Integrated analysis of metabolome and transcriptome. (a) Heatmap of the content of selected flavonoid monomers, with colors ranging from white to red indicating low to high flavonoid content. H1-4 represent Huazhou pemelo, and M1-4 represent Sanhong pomelo. (b) Hierarchical clustering dendrogram, showing 28 co-expression gene modules identified by WGCNA. (c) Correlation between flavonoids and WGCNA modules. The axes represent the 28 modules obtained from WGCNA and the different types of flavonoids, respectively. Each intersection in the grid shows the Pearson correlation coefficient and p-value for the module and flavonoid. The Pearson coefficient with large correlation indicates the strong correlation of the corresponding module with flavonoids. (d) Correlation analysis between important structural genes and genes. The x-axis represents the different structural genes, while the y-axis represents the hub genes.

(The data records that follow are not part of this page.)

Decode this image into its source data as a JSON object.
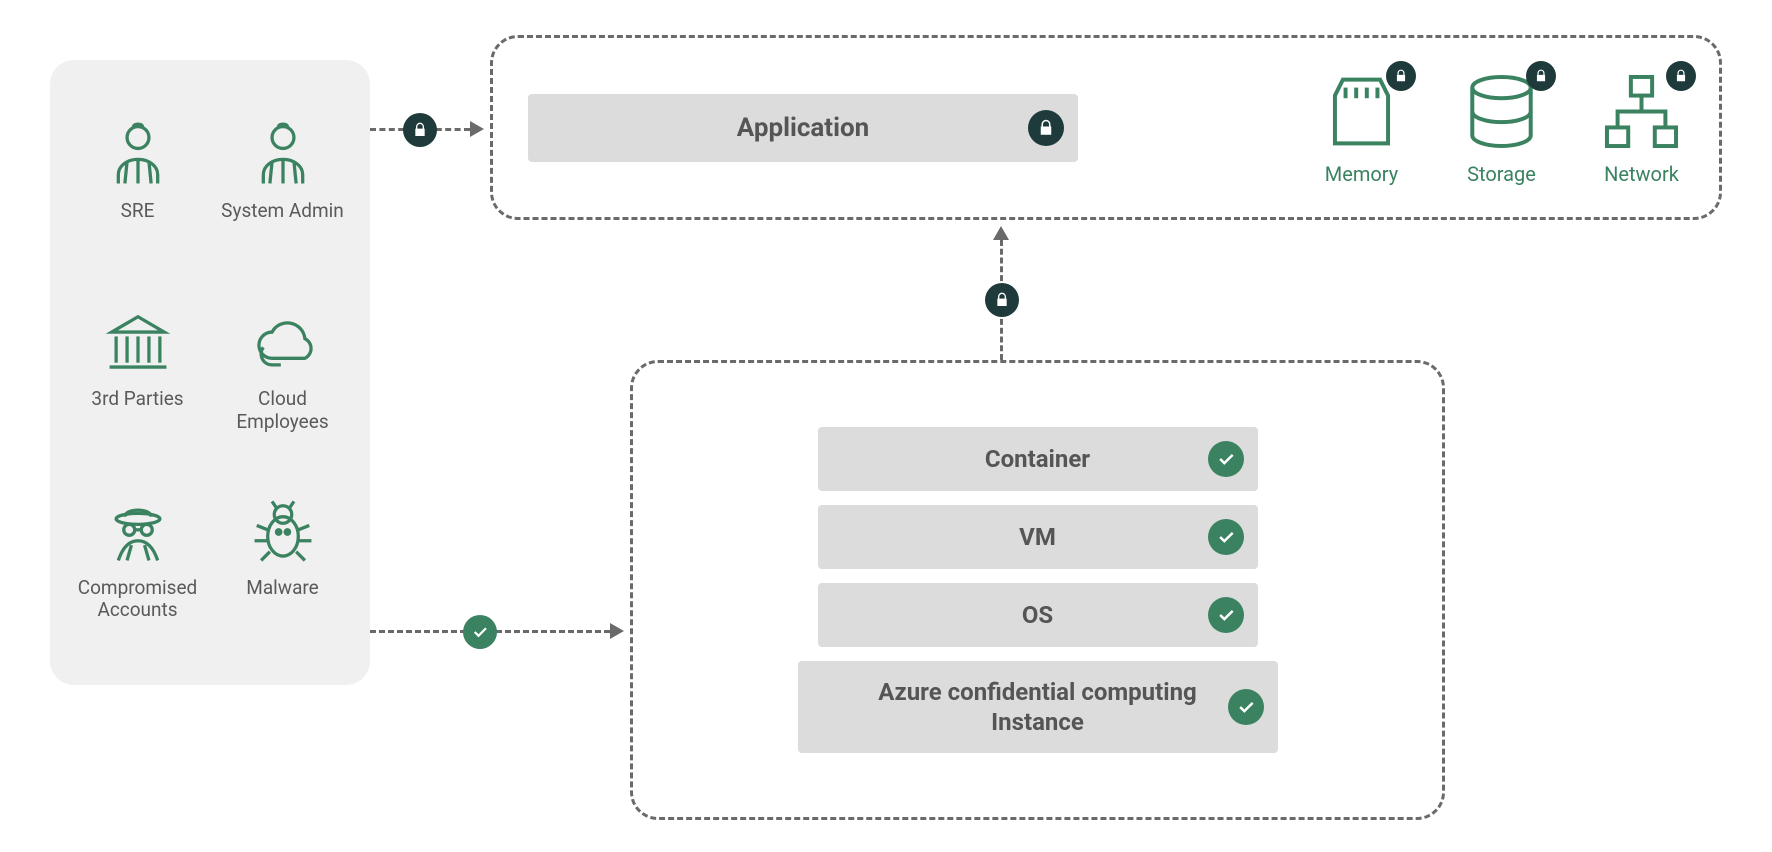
{
  "users": [
    {
      "label": "SRE",
      "icon": "person"
    },
    {
      "label": "System Admin",
      "icon": "person"
    },
    {
      "label": "3rd Parties",
      "icon": "institution"
    },
    {
      "label": "Cloud Employees",
      "icon": "cloud"
    },
    {
      "label": "Compromised Accounts",
      "icon": "spy"
    },
    {
      "label": "Malware",
      "icon": "bug"
    }
  ],
  "top": {
    "application_label": "Application",
    "resources": [
      {
        "label": "Memory",
        "icon": "memory"
      },
      {
        "label": "Storage",
        "icon": "storage"
      },
      {
        "label": "Network",
        "icon": "network"
      }
    ]
  },
  "stack": [
    {
      "label": "Container"
    },
    {
      "label": "VM"
    },
    {
      "label": "OS"
    },
    {
      "label": "Azure confidential computing Instance",
      "wide": true
    }
  ],
  "arrows": {
    "top_arrow_badge": "lock",
    "bottom_arrow_badge": "check",
    "vertical_badge": "lock"
  }
}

Each intersection in the grid displays the correlation coefficient values between the structural genes and hub genes.

Figure 8.

Expression pattern of 11 key flavonoid biosynthesis genes in Huazhou and Sanhong pomelo. (a) Transcriptomic analysis of the expression pattern of 11 key genes in the flavonoid biosynthesis pathway. (b) Expression patterns of 11 key genes flavonoid biosynthesis pathway determined by qRT-PCR. Note: Upward triangles indicate the fold increase in relative gene expression of Huazhou pomelo (HZY) compared to Sanhong pomelo (MY). Downward triangles indicate the fold decrease in relative gene expression of Huazhou pomelo (HZY) compared to Sanhong pomelo (MY).